日銀は政府の子会社
安倍元総理が、大分での講演の中で、日本銀行の役割について、日本政府の子会社のようなものと発言したことが話題になっている。
まぁ、昔は、日銀の独立性を尊重する向きが有ったけど、今の日銀は、総裁人事を見ているとわかりやすいかもね。
日銀の総裁は、基本的には、財務省の官僚出身者と、日銀出身者が交互に選ばれている。
日銀出身の総裁の時は、比較的、政府とは独立した形の運営がなされるけど、財務省出身者が総裁の時には、政府の意向に沿った運営がなされる。
ただ、この傾向は、最近は、政権与党の意向がより強く反映されて、政府の政策が、日銀の活動と直結している場合が多いように見える。
そういう意味では、安倍元総理の言っている、日銀は日本政府の子会社のようなもの。

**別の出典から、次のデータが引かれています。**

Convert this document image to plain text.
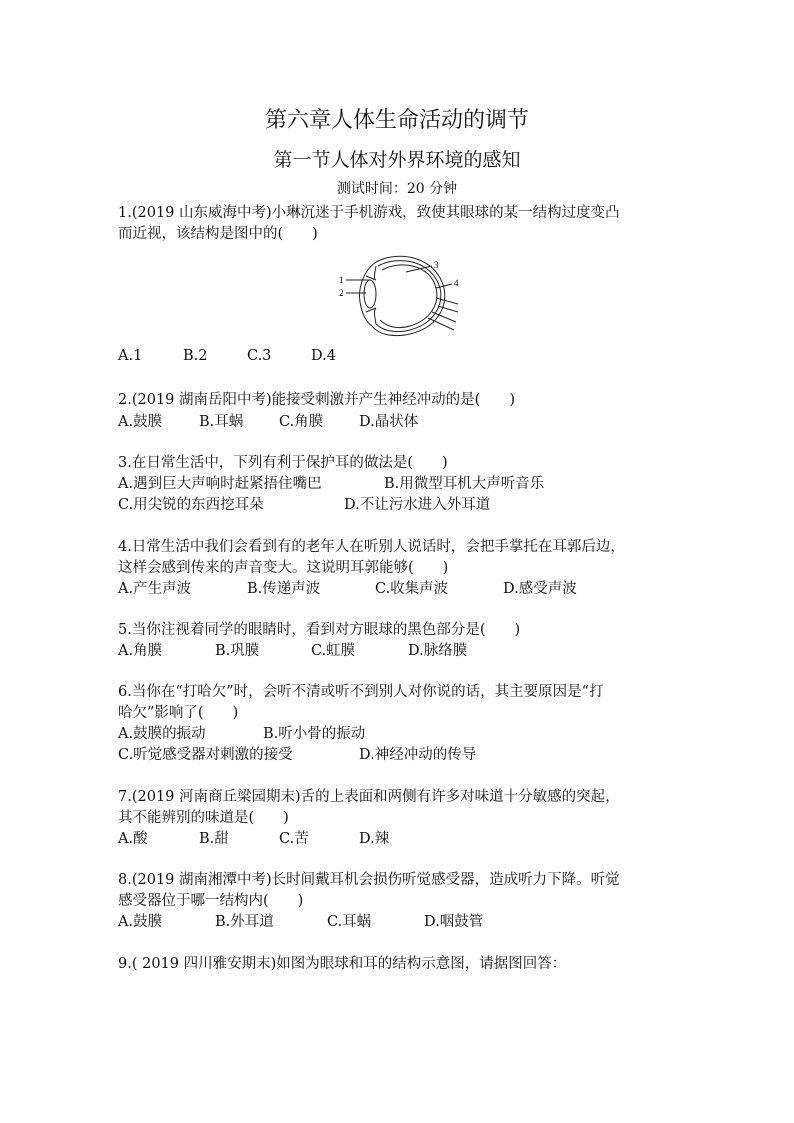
第六章人体生命活动的调节
第一节人体对外界环境的感知
测试时间：20 分钟
1.(2019 山东威海中考)小琳沉迷于手机游戏，致使其眼球的某一结构过度变凸
而近视，该结构是图中的(　　)
1
2
3
4
A.1	B.2	C.3	D.4
2.(2019 湖南岳阳中考)能接受刺激并产生神经冲动的是(　　)
A.鼓膜	B.耳蜗 C.角膜 D.晶状体
3.在日常生活中，下列有利于保护耳的做法是(　　)
A.遇到巨大声响时赶紧捂住嘴巴	B.用微型耳机大声听音乐
C.用尖锐的东西挖耳朵	D.不让污水进入外耳道
4.日常生活中我们会看到有的老年人在听别人说话时，会把手掌托在耳郭后边，
这样会感到传来的声音变大。这说明耳郭能够(　　)
A.产生声波	B.传递声波	C.收集声波	D.感受声波
5.当你注视着同学的眼睛时，看到对方眼球的黑色部分是(　　)
A.角膜	B.巩膜	C.虹膜	D.脉络膜
6.当你在“打哈欠”时，会听不清或听不到别人对你说的话，其主要原因是“打
哈欠”影响了(　　)
A.鼓膜的振动	B.听小骨的振动
C.听觉感受器对刺激的接受	D.神经冲动的传导
7.(2019 河南商丘梁园期末)舌的上表面和两侧有许多对味道十分敏感的突起，
其不能辨别的味道是(　　)
A.酸	B.甜	C.苦	D.辣
8.(2019 湖南湘潭中考)长时间戴耳机会损伤听觉感受器，造成听力下降。听觉
感受器位于哪一结构内(　　)
A.鼓膜	B.外耳道	C.耳蜗	D.咽鼓管
9.( 2019 四川雅安期末)如图为眼球和耳的结构示意图，请据图回答：
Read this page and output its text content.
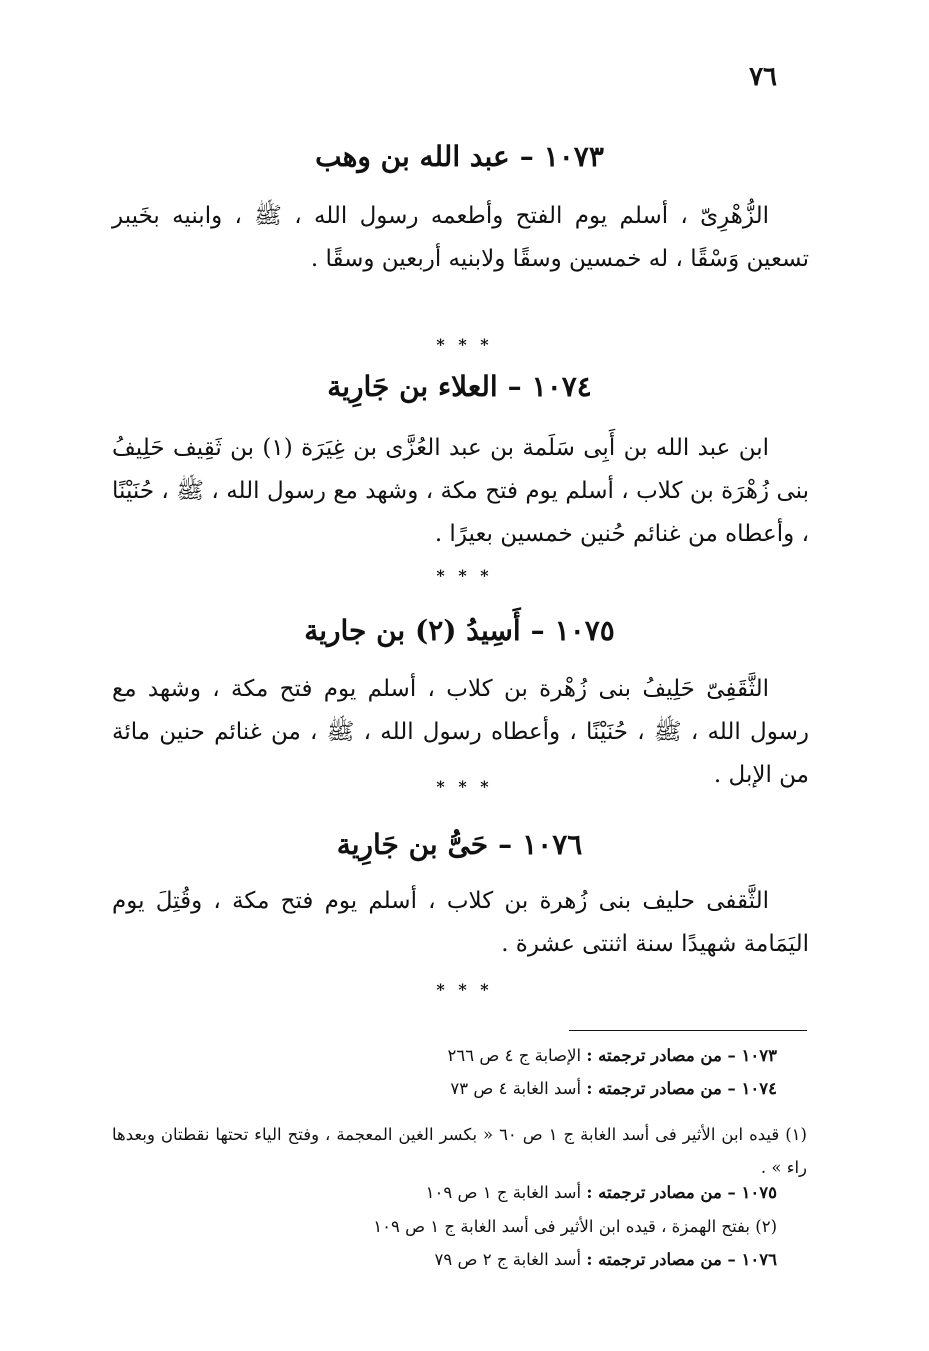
٧٦
١٠٧٣–عبد الله بن وهب
الزُّهْرِىّ ، أسلم يوم الفتح وأطعمه رسول الله ، ﷺ ، وابنيه بخَيبر تسعين وَسْقًا ، له خمسين وسقًا ولابنيه أربعين وسقًا .
* * *
١٠٧٤–العلاء بن جَارِية
ابن عبد الله بن أَبِى سَلَمة بن عبد العُزَّى بن غِيَرَة (١) بن ثَقِيف حَلِيفُ بنى زُهْرَة بن كلاب ، أسلم يوم فتح مكة ، وشهد مع رسول الله ، ﷺ ، حُنَيْنًا ، وأعطاه من غنائم حُنين خمسين بعيرًا .
* * *
١٠٧٥–أَسِيدُ (٢) بن جارية
الثَّقَفِىّ حَلِيفُ بنى زُهْرة بن كلاب ، أسلم يوم فتح مكة ، وشهد مع رسول الله ، ﷺ ، حُنَيْنًا ، وأعطاه رسول الله ، ﷺ ، من غنائم حنين مائة من الإبل .
* * *
١٠٧٦–حَىُّ بن جَارِية
الثَّقفى حليف بنى زُهرة بن كلاب ، أسلم يوم فتح مكة ، وقُتِلَ يوم اليَمَامة شهيدًا سنة اثنتى عشرة .
* * *
١٠٧٣ – من مصادر ترجمته : الإصابة ج ٤ ص ٢٦٦
١٠٧٤ – من مصادر ترجمته : أسد الغابة ٤ ص ٧٣
(١) قيده ابن الأثير فى أسد الغابة ج ١ ص ٦٠ « بكسر الغين المعجمة ، وفتح الياء تحتها نقطتان وبعدها راء » .
١٠٧٥ – من مصادر ترجمته : أسد الغابة ج ١ ص ١٠٩
(٢) بفتح الهمزة ، قيده ابن الأثير فى أسد الغابة ج ١ ص ١٠٩
١٠٧٦ – من مصادر ترجمته : أسد الغابة ج ٢ ص ٧٩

という考え方は、あながち、嘘でもない。
財務官僚たちは、国債の発行を抑圧的にして、増税をしたい傾向が強いのに対し、日銀は、自らが、政府の発行する国債の約半数を購入していて、政権の方針と一体化している。
政府がいくら、国債を発行しても、日銀が金利負担なしで、受け入れている限り、日本と言う、基軸通貨の発行権限を持つ国は、デフォルトしない。
でもね。本来、国債の発行残高が増え続けると、国はインフレになるはずなんやけど、日本と言う国は、不思議な事に物価が極めて上がりにくい体質になっている。
もし、この国債が、他国の投資機関などによって、買われていれば、日本は危機感を持つべきなのやけど、実際は、日銀と、日本の金融機関が、これを買い支えている。
その裏側にあるのは、個人が持っている多額の金融資産が担保になっている。
つまり、財務省の役人は、しきりに国の借金が国民一人当たり1000万円になった、大変だと脅すけど、日本は2000兆円を超える金融資産がある国。
蓄えが沢山ありすぎて、投資先が無い分、国債の価値を維持できていると考えるべきなんやね。
でも、政府のやっている事は、償還がやってきた国債をまた新たな国債発行で返す。これの繰り返し。
一番問題なのは、このオペレーションの行きつく先と明確な目的意識が無いまま、続けられている事。
賢い人。だれか、正解を教えて欲しい。と、みんな思っているところなんやね。